The configuration management plan must be streamlined, yet it must adequately encompass the entire life cycle, recognizing the requirements and complexity of the configuration item(s) and subsystems. At a minimum, it must establish the mode of operation and interface relationship among subcontractor, contractor, and customer. It also must manage the specification tree, engineering release, and drawing disciplines, and be responsible for revision to contract plans, including associated equipment and government-furnished equipment. Generating boilerplate policies or invoking MIL-SPECs as a direct substitute leads to overly simplified or overly complex approaches to managing the project early in development phase.
Proper staffing and delegation of authority also are critical to success. Staffing configuration management organizations primarily with administrators lacking good technical background, or using the discipline as a training ground for new or transient personnel, job shoppers, etc., results in weak configuration control.
The application of configuration management, the responsibility of the program manger, is normally delegated with sufficient authority to a separate configuration management organization. In cases where the configuration management organization is subordinate to either engineering or manufacturing, its function becomes less objective and more subjective in nature. Decisions of a controversial nature tend to be strongly influenced by the wishes of the activity to which it is subordinate. These decisions are often based upon what is best suited to satisfy the short-term cost or schedule requirements. Such an approach is not conducive to a sound configuration management policy for the overall life cycle of the project.

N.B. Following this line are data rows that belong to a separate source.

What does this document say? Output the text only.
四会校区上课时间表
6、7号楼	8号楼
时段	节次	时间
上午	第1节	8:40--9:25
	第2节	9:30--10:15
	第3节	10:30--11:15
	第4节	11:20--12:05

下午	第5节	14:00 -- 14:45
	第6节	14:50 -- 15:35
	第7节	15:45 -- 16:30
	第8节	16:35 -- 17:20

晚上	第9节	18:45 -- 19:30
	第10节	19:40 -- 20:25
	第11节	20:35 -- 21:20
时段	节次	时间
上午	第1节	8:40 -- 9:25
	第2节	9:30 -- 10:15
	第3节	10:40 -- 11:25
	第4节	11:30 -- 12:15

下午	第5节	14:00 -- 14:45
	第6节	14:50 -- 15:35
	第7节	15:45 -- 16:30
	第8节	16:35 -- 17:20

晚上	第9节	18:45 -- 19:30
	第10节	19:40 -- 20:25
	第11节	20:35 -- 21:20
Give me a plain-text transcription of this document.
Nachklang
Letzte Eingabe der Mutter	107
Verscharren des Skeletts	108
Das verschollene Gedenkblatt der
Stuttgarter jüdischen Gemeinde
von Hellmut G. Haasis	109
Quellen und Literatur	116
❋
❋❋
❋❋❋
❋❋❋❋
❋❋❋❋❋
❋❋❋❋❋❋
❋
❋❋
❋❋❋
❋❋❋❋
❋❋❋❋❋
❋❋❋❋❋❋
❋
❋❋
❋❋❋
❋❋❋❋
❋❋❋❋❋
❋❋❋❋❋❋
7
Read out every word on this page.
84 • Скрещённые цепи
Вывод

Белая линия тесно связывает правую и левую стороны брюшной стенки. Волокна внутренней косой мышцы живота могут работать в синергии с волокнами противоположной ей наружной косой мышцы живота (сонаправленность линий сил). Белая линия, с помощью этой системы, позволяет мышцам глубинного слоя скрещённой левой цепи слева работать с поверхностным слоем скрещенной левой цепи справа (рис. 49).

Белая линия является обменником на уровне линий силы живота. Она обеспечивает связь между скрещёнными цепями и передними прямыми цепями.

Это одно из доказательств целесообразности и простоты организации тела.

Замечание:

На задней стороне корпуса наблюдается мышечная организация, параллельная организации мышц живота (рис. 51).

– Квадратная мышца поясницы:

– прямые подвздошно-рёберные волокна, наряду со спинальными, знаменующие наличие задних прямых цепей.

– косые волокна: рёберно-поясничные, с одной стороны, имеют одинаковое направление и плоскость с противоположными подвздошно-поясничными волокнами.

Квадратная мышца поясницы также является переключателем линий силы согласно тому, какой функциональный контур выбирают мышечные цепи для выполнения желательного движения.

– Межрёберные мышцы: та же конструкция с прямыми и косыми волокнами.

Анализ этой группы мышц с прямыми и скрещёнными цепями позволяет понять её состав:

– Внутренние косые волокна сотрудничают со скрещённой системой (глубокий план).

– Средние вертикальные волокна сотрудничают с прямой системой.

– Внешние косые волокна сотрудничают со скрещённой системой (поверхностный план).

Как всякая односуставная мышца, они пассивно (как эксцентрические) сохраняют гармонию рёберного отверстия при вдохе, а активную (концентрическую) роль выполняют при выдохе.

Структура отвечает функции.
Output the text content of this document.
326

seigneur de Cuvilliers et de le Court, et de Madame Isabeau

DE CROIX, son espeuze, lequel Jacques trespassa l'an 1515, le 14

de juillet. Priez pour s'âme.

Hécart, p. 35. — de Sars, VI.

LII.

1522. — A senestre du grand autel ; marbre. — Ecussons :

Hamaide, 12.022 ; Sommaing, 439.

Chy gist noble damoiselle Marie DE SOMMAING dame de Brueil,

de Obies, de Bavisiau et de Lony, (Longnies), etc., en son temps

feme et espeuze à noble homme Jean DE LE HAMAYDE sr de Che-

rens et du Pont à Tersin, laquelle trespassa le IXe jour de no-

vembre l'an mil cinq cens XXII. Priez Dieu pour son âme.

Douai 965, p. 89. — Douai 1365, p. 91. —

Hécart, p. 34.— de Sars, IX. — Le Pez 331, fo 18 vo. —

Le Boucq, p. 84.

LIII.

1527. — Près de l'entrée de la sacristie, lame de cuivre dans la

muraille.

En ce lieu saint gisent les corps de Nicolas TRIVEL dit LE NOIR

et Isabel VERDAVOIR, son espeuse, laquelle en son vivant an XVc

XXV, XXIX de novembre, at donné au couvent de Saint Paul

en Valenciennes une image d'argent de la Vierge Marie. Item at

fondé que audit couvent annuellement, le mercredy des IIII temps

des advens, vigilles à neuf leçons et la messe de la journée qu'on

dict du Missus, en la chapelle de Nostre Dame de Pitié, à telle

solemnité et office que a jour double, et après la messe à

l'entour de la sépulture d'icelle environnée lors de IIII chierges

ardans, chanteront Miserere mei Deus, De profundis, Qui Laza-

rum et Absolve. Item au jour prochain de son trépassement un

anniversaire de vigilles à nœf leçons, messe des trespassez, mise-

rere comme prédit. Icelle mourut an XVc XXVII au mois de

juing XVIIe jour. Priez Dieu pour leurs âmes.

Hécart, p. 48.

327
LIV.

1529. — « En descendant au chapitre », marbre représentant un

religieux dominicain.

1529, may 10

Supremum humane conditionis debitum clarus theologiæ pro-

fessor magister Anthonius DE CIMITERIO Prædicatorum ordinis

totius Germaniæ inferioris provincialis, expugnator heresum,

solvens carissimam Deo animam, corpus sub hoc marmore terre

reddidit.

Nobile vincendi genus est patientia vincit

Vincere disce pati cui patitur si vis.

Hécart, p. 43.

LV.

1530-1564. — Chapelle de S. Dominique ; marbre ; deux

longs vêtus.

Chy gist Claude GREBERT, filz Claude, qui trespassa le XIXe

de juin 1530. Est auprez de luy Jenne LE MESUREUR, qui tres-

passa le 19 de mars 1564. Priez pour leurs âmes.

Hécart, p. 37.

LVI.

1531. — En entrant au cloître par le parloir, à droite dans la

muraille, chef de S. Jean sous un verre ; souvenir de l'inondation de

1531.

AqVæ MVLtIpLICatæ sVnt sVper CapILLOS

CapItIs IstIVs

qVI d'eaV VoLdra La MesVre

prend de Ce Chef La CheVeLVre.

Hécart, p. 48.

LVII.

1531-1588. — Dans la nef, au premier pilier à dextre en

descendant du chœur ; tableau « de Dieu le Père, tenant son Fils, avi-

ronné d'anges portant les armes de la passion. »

Configuration management is a discipline that organizes and implements, in a systematic fashion, the process of documenting and controlling configuration. Its antitheses are chaos, confusion, crisis, and adverse cost impact. The designer must understand this at the outset of design. Training courses to emphasize and demonstrate configuration control are helpful. Whenever configuration management is perceived to be a roadblock, and methods are improvised to bypass this function to satisfy schedule requirements, this is an early warning that design integrity has been compromised.
The use of red-lined prints, advance release information, and prerelease documentation to procure, fabricate, and install parts, assemblies, and systems virtually ensures that substantial redesign effort will shortly follow. Premature, unauthorized, unidentified, and uncoordinated "improvement changes" introduced during the transition from development to production are often the root of spares identification and field maintenance problems once the configuration item goes into service. These are also symptomatic of insufficient or inefficient configuration control.
Purging stock of unusable parts without issuing new part numbers is shirking responsibility by engineering. Such delegation of configuration is neither wise nor cost-effective. Failure to assign new part numbers with each configuration change will invariably result in installing the wrong item in a higher assembly, where rework and reidentification are more costly.
Specifically selected "critical" structural or functional detail parts, subassemblies, and assemblies which require special attention and control through design, manufacture, test, and delivery, are subjected to added controls and annotated as Designated Parts (DPs). DPs require specific serial number identification with in the item and a systematic capability to track the DP through manufacture, procurement, inspection, storage, spares, and test history. Over the life of a project, this approach becomes most cost-effective.
Typical indicators of effective configuration management are strong change control boards and status accounting reporting systems that invoke timely feedback requirements from the production facility and from field service activities. These ongoing functions avoid the costly efforts required to continuously submit retrofit kits which are not compatible item(s) being modified.